Would you like to reuse data for other studies, communicate on internal research, or just publish sensitive data? By becoming GDPR-compliant, our anonymisation platform AnonyMine, specialized in high-dimensional data such as clinical and microbiome, gives a second life to the data you generate.
The European General Data Protection Regulation (GDPR) governs the processing of personal data within the European Union.
Since the very principle of clinical research is to process participants’ personal data in order to respond to research hypotheses, compliance with this regulation is essential. The data controller must define the processing, assess the risks and impacts, set up appropriate security measures and, of course, inform individuals and guarantee their rights.
The data obtained during clinical research is valuable, and it must be possible to enhance, share and re-use them, to develop scientific knowledge and improve tools and processes.
However, this re-use also requires the processing to be compliant with the GDPR. These obligations can complicate, slow down, or even prevent the implementation of such research.
Therefore, only the data that are necessary and relevant for the trial objectives should be collected and processed, and should not be used for any other purposes than those specified in the consent form. Although these limits help to protect volunteers, they also present certain ethical, scientific, and economic limitations: collaborating on the data is complicated; the return on investment for research companies depends even more largely on the success of the clinical study; publishing in scientific journals often requires sharing the associated data, etc.
A solution is to anonymise data. Indeed, anonymised data are no longer considered personal data and are not subject to the obligations and restrictions of the GDPR. However, anonymising data are not a simple task. It requires applying appropriate techniques and methods that ensure a high level of irreversibility and prevent any re-identification of individuals from the anonymised data.

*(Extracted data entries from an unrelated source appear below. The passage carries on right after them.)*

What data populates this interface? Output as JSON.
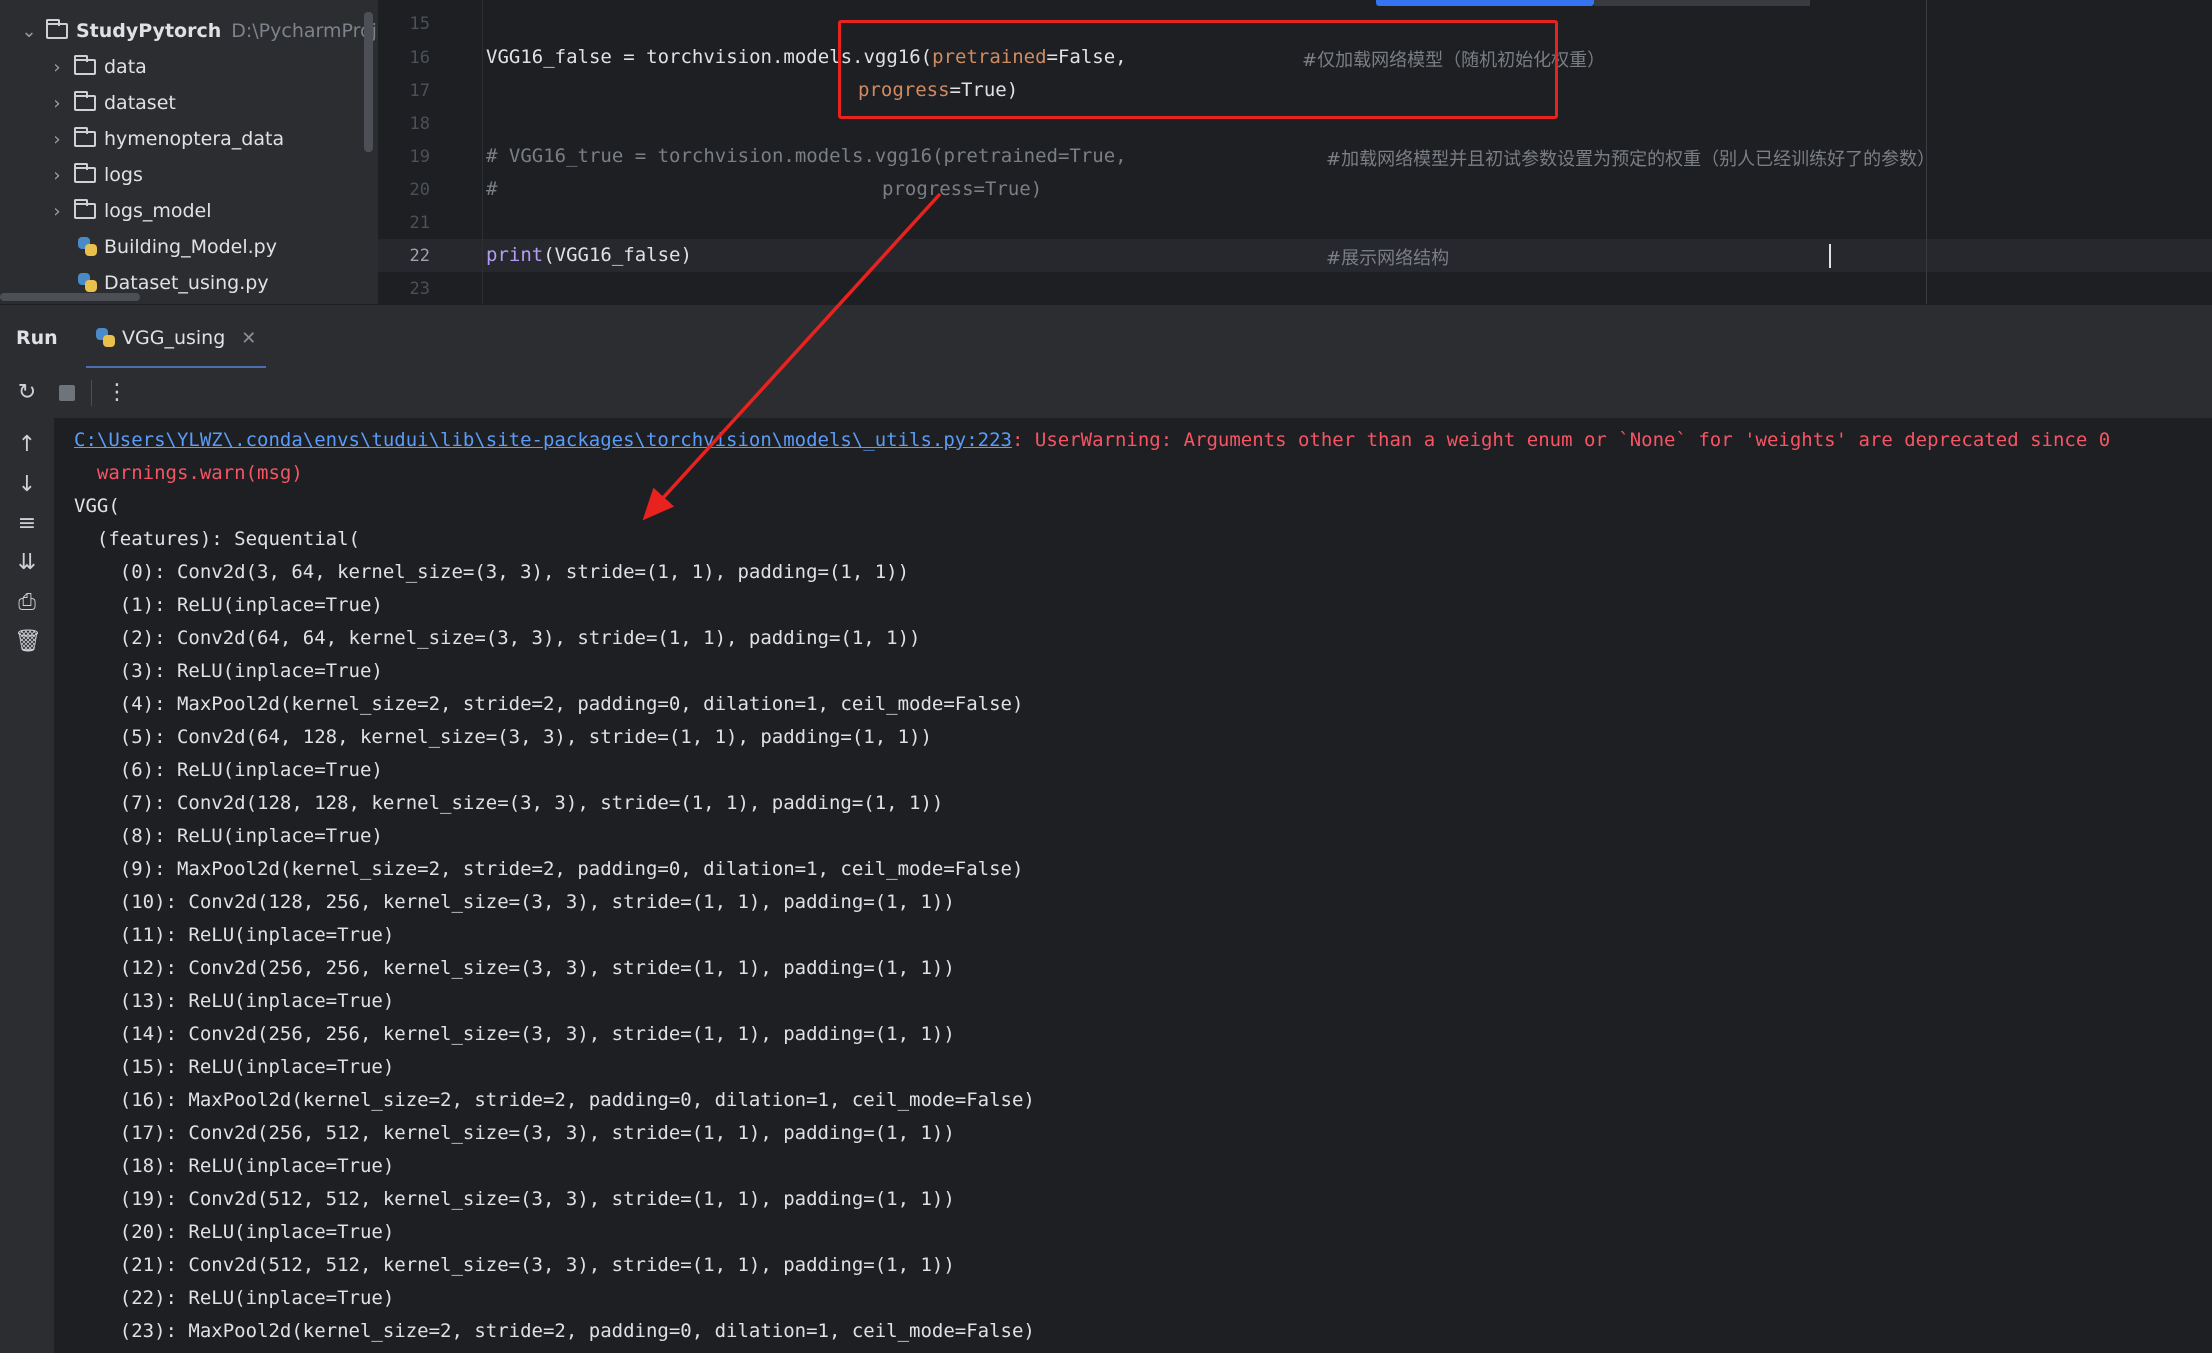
{
  "project_tree": {
    "root_name": "StudyPytorch",
    "root_path": "D:\\PycharmProjects",
    "items": [
      {
        "label": "data",
        "type": "folder"
      },
      {
        "label": "dataset",
        "type": "folder"
      },
      {
        "label": "hymenoptera_data",
        "type": "folder"
      },
      {
        "label": "logs",
        "type": "folder"
      },
      {
        "label": "logs_model",
        "type": "folder"
      },
      {
        "label": "Building_Model.py",
        "type": "python-file"
      },
      {
        "label": "Dataset_using.py",
        "type": "python-file"
      }
    ]
  },
  "editor": {
    "line_numbers": [
      "15",
      "16",
      "17",
      "18",
      "19",
      "20",
      "21",
      "22",
      "23"
    ],
    "current_line": "22",
    "code": {
      "l16_a": "VGG16_false = torchvision.models.vgg16(",
      "l16_kw": "pretrained",
      "l16_b": "=False,",
      "l16_comment": "#仅加载网络模型（随机初始化权重）",
      "l17_kw": "progress",
      "l17_b": "=True)",
      "l19": "# VGG16_true = torchvision.models.vgg16(pretrained=True,",
      "l19_comment": "#加载网络模型并且初试参数设置为预定的权重（别人已经训练好了的参数）",
      "l20_a": "#",
      "l20_b": "progress=True)",
      "l22_fn": "print",
      "l22_b": "(VGG16_false)",
      "l22_comment": "#展示网络结构"
    },
    "highlight_color": "#e8231f"
  },
  "run_panel": {
    "title": "Run",
    "tab_label": "VGG_using",
    "toolbar_icons": [
      "rerun-icon",
      "stop-icon",
      "more-icon"
    ],
    "sidebar_icons": [
      "scroll-up-icon",
      "scroll-down-icon",
      "soft-wrap-icon",
      "scroll-to-end-icon",
      "print-icon",
      "trash-icon"
    ]
  },
  "console": {
    "warning_path": "C:\\Users\\YLWZ\\.conda\\envs\\tudui\\lib\\site-packages\\torchvision\\models\\_utils.py:223",
    "warning_text": ": UserWarning: Arguments other than a weight enum or `None` for 'weights' are deprecated since 0",
    "warn_call": "  warnings.warn(msg)",
    "lines": [
      "VGG(",
      "  (features): Sequential(",
      "    (0): Conv2d(3, 64, kernel_size=(3, 3), stride=(1, 1), padding=(1, 1))",
      "    (1): ReLU(inplace=True)",
      "    (2): Conv2d(64, 64, kernel_size=(3, 3), stride=(1, 1), padding=(1, 1))",
      "    (3): ReLU(inplace=True)",
      "    (4): MaxPool2d(kernel_size=2, stride=2, padding=0, dilation=1, ceil_mode=False)",
      "    (5): Conv2d(64, 128, kernel_size=(3, 3), stride=(1, 1), padding=(1, 1))",
      "    (6): ReLU(inplace=True)",
      "    (7): Conv2d(128, 128, kernel_size=(3, 3), stride=(1, 1), padding=(1, 1))",
      "    (8): ReLU(inplace=True)",
      "    (9): MaxPool2d(kernel_size=2, stride=2, padding=0, dilation=1, ceil_mode=False)",
      "    (10): Conv2d(128, 256, kernel_size=(3, 3), stride=(1, 1), padding=(1, 1))",
      "    (11): ReLU(inplace=True)",
      "    (12): Conv2d(256, 256, kernel_size=(3, 3), stride=(1, 1), padding=(1, 1))",
      "    (13): ReLU(inplace=True)",
      "    (14): Conv2d(256, 256, kernel_size=(3, 3), stride=(1, 1), padding=(1, 1))",
      "    (15): ReLU(inplace=True)",
      "    (16): MaxPool2d(kernel_size=2, stride=2, padding=0, dilation=1, ceil_mode=False)",
      "    (17): Conv2d(256, 512, kernel_size=(3, 3), stride=(1, 1), padding=(1, 1))",
      "    (18): ReLU(inplace=True)",
      "    (19): Conv2d(512, 512, kernel_size=(3, 3), stride=(1, 1), padding=(1, 1))",
      "    (20): ReLU(inplace=True)",
      "    (21): Conv2d(512, 512, kernel_size=(3, 3), stride=(1, 1), padding=(1, 1))",
      "    (22): ReLU(inplace=True)",
      "    (23): MaxPool2d(kernel_size=2, stride=2, padding=0, dilation=1, ceil_mode=False)"
    ]
  },
  "colors": {
    "editor_bg": "#1e1f22",
    "panel_bg": "#2b2d30",
    "link": "#5a9cf8",
    "warning": "#f75464",
    "keyword_param": "#d08b63",
    "builtin": "#b39df3",
    "annotation_red": "#e8231f"
  }
}
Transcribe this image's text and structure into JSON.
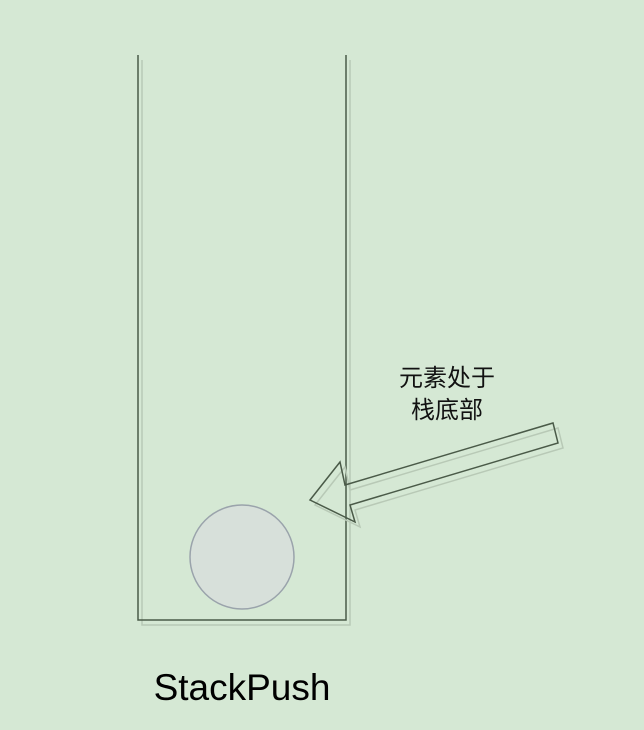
{
  "diagram": {
    "annotation": {
      "line1": "元素处于",
      "line2": "栈底部"
    },
    "caption": "StackPush"
  },
  "colors": {
    "background": "#d5e8d4",
    "stack_outline": "#4a5a48",
    "element_fill": "#d7e0da",
    "element_stroke": "#9aa3ab",
    "arrow_stroke": "#4a5a48"
  }
}
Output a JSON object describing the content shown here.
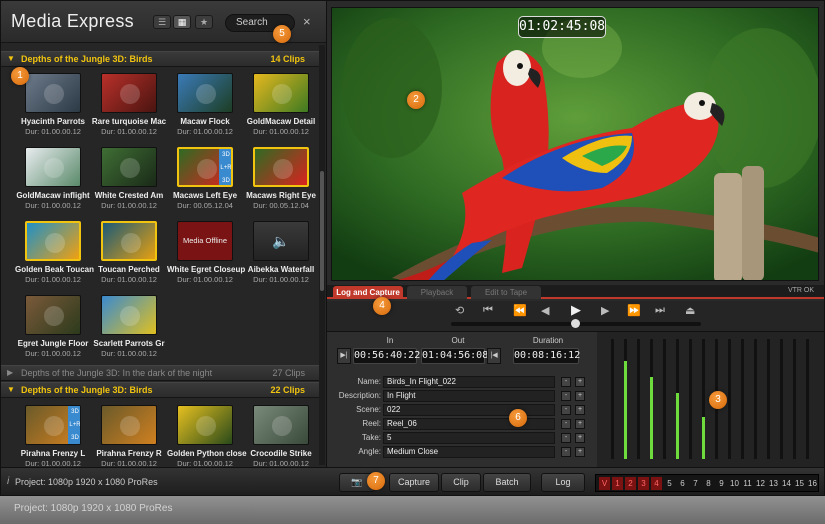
{
  "app": {
    "title": "Media Express"
  },
  "header": {
    "search_label": "Search",
    "close_glyph": "×"
  },
  "bins": [
    {
      "name": "Depths of the Jungle 3D: Birds",
      "count": "14 Clips"
    },
    {
      "name": "Depths of the Jungle 3D: In the dark of the night",
      "count": "27 Clips"
    },
    {
      "name": "Depths of the Jungle 3D: Birds",
      "count": "22 Clips"
    }
  ],
  "clips": [
    {
      "name": "Hyacinth Parrots",
      "dur": "Dur: 01.00.00.12"
    },
    {
      "name": "Rare turquoise Mac",
      "dur": "Dur: 01.00.00.12"
    },
    {
      "name": "Macaw Flock",
      "dur": "Dur: 01.00.00.12"
    },
    {
      "name": "GoldMacaw Detail",
      "dur": "Dur: 01.00.00.12"
    },
    {
      "name": "GoldMacaw inflight",
      "dur": "Dur: 01.00.00.12"
    },
    {
      "name": "White Crested Am",
      "dur": "Dur: 01.00.00.12"
    },
    {
      "name": "Macaws Left Eye",
      "dur": "Dur: 00.05.12.04"
    },
    {
      "name": "Macaws Right Eye",
      "dur": "Dur: 00.05.12.04"
    },
    {
      "name": "Golden Beak Toucan",
      "dur": "Dur: 01.00.00.12"
    },
    {
      "name": "Toucan Perched",
      "dur": "Dur: 01.00.00.12"
    },
    {
      "name": "White Egret Closeup",
      "dur": "Dur: 01.00.00.12"
    },
    {
      "name": "Aibekka Waterfall",
      "dur": "Dur: 01.00.00.12"
    },
    {
      "name": "Egret Jungle Floor",
      "dur": "Dur: 01.00.00.12"
    },
    {
      "name": "Scarlett Parrots Gr",
      "dur": "Dur: 01.00.00.12"
    },
    {
      "name": "Pirahna Frenzy L",
      "dur": "Dur: 01.00.00.12"
    },
    {
      "name": "Pirahna Frenzy R",
      "dur": "Dur: 01.00.00.12"
    },
    {
      "name": "Golden Python close",
      "dur": "Dur: 01.00.00.12"
    },
    {
      "name": "Crocodile Strike",
      "dur": "Dur: 01.00.00.12"
    }
  ],
  "thumb_labels": {
    "media_offline": "Media Offline",
    "badge_3d": "3D",
    "badge_lr": "L+R"
  },
  "viewer": {
    "timecode": "01:02:45:08"
  },
  "tabs": {
    "log": "Log and Capture",
    "playback": "Playback",
    "edit": "Edit to Tape",
    "vtr": "VTR OK"
  },
  "transport_icons": [
    "loop-icon",
    "skip-start-icon",
    "rewind-icon",
    "step-back-icon",
    "play-icon",
    "step-forward-icon",
    "fast-forward-icon",
    "skip-end-icon",
    "eject-icon"
  ],
  "capture": {
    "in_label": "In",
    "out_label": "Out",
    "duration_label": "Duration",
    "in_tc": "00:56:40:22",
    "out_tc": "01:04:56:08",
    "duration_tc": "00:08:16:12"
  },
  "metadata": [
    {
      "label": "Name:",
      "value": "Birds_In Flight_022"
    },
    {
      "label": "Description:",
      "value": "In Flight"
    },
    {
      "label": "Scene:",
      "value": "022"
    },
    {
      "label": "Reel:",
      "value": "Reel_06"
    },
    {
      "label": "Take:",
      "value": "5"
    },
    {
      "label": "Angle:",
      "value": "Medium Close"
    }
  ],
  "audio_levels": [
    0,
    0.82,
    0,
    0.68,
    0,
    0.55,
    0,
    0.35,
    0,
    0,
    0,
    0,
    0,
    0,
    0,
    0
  ],
  "bottom": {
    "project": "Project: 1080p 1920 x 1080 ProRes",
    "capture": "Capture",
    "clip": "Clip",
    "batch": "Batch",
    "log": "Log",
    "channels": [
      "V",
      "1",
      "2",
      "3",
      "4",
      "5",
      "6",
      "7",
      "8",
      "9",
      "10",
      "11",
      "12",
      "13",
      "14",
      "15",
      "16"
    ]
  },
  "callouts": [
    "1",
    "2",
    "3",
    "4",
    "5",
    "6",
    "7"
  ],
  "colors": {
    "accent": "#c0392b",
    "highlight": "#f1c40f",
    "meter": "#6ddc3c",
    "callout": "#e67e22"
  }
}
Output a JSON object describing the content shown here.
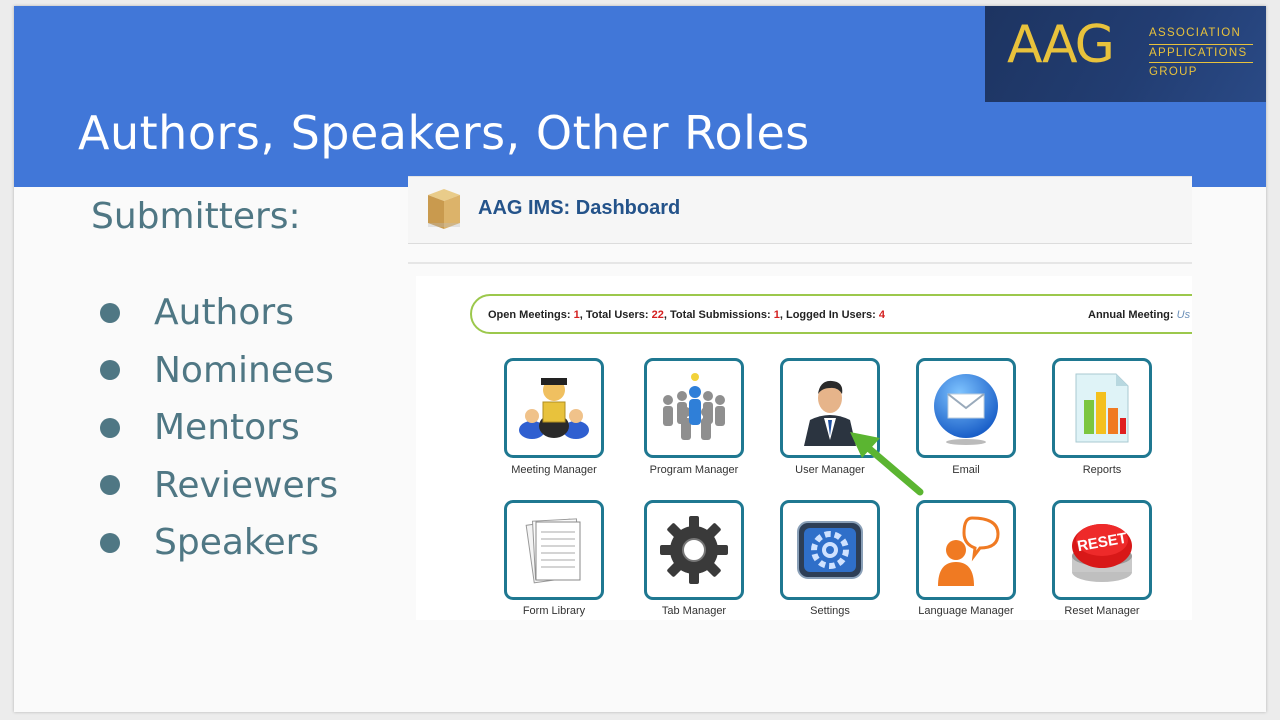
{
  "slide": {
    "title": "Authors, Speakers, Other Roles",
    "subheading": "Submitters:",
    "roles": [
      "Authors",
      "Nominees",
      "Mentors",
      "Reviewers",
      "Speakers"
    ]
  },
  "logo": {
    "mark": "AAG",
    "lines": [
      "ASSOCIATION",
      "APPLICATIONS",
      "GROUP"
    ]
  },
  "dashboard": {
    "title": "AAG IMS: Dashboard",
    "stats": {
      "open_meetings_label": "Open Meetings:",
      "open_meetings": "1",
      "total_users_label": "Total Users:",
      "total_users": "22",
      "total_submissions_label": "Total Submissions:",
      "total_submissions": "1",
      "logged_in_label": "Logged In Users:",
      "logged_in": "4",
      "annual_meeting_label": "Annual Meeting:",
      "annual_meeting_value": "Us"
    },
    "tiles": [
      {
        "label": "Meeting Manager",
        "icon": "meeting-manager-icon"
      },
      {
        "label": "Program Manager",
        "icon": "program-manager-icon"
      },
      {
        "label": "User Manager",
        "icon": "user-manager-icon"
      },
      {
        "label": "Email",
        "icon": "email-icon"
      },
      {
        "label": "Reports",
        "icon": "reports-icon"
      },
      {
        "label": "Form Library",
        "icon": "form-library-icon"
      },
      {
        "label": "Tab Manager",
        "icon": "tab-manager-icon"
      },
      {
        "label": "Settings",
        "icon": "settings-icon"
      },
      {
        "label": "Language Manager",
        "icon": "language-manager-icon"
      },
      {
        "label": "Reset Manager",
        "icon": "reset-manager-icon"
      }
    ],
    "reset_badge": "RESET"
  },
  "colors": {
    "header_blue": "#4177d8",
    "text_teal": "#4f7784",
    "logo_gold": "#e8c23c",
    "tile_border": "#1f7891",
    "stats_border": "#9cc84c",
    "stat_number": "#d42020",
    "arrow_green": "#5bb531"
  }
}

Why is pseudonymisation not enough?
Pseudonymisation is a technique that replaces some of the identifiers in personal data with pseudonyms, such as random numbers or codes. For example, a dataset could be pseudonymised by replacing the names and addresses of the customers with unique codes. The purpose of pseudonymisation is to reduce the risk of identifying individuals from the data, while still allowing some analysis or processing to be done.
However, pseudonymisation alone is not enough to anonymise data under GDPR. The reason is that individuals whose data have been pseudonymised can still be re-identified.
For example, if the pseudonymised dataset of clinical trial contains information on age, sex, height, etc, it may be possible to link this data with other sources of information, such as social media profiles, and re-identify some or all the volunteers.
Biofortis has turned its attention to these problems and now offers AnonyMine, an anonymisation solution specialised in large-scale data such as microbiome and clinical data.
HOW DOES ANONYMINE PLATFORM SOLVE THE PROBLEM?
Anonymisation is not a one-size-fits-all solution, but a complex and dynamic process that requires careful planning and evaluation.
Indeed, anonymisation has an impact on the quality of the data, which can affect its usefulness and reliability for various purposes. Thus, the goal of any anonymisation tool is to find a good balance between privacy and quality, meaning the ability to provide a synthetic dataset that still allows for truthful answers in downstream analysis without leaking sensitive information.
Our platform AnonyMine is specialised in high-dimensional data such as clinical and microbiome, and leverages AI simulation approaches to anonymise data while preserving key statistical and biological information.
• First, sensitive data are compressed using an in-house transformation method capable of extracting biologically-driven insights.
• Insights and relationships between biological and clinical features are learned from the whole dataset. Using the entire dataset limits the loss of variability and allows us to retain key statistical information found in normal biological data. At this stage, we leverage the same artificial intelligence methodologies as those renowned for their performance on image, text, and sound generation tasks.
• Once links are learned, AnonyMine uses randomness to generate a very large number of high-quality fictitious individuals. Our custom algorithm is then able to select the most suitable fictitious individuals to provide a high quality/confidentiality ratio.
At the end, AnonyMine outputs a high-quality dataset with the same number of features and individuals as in the initial dataset that satisfy target privacy metrics. The use of this new dataset is becoming GDPR-compliant.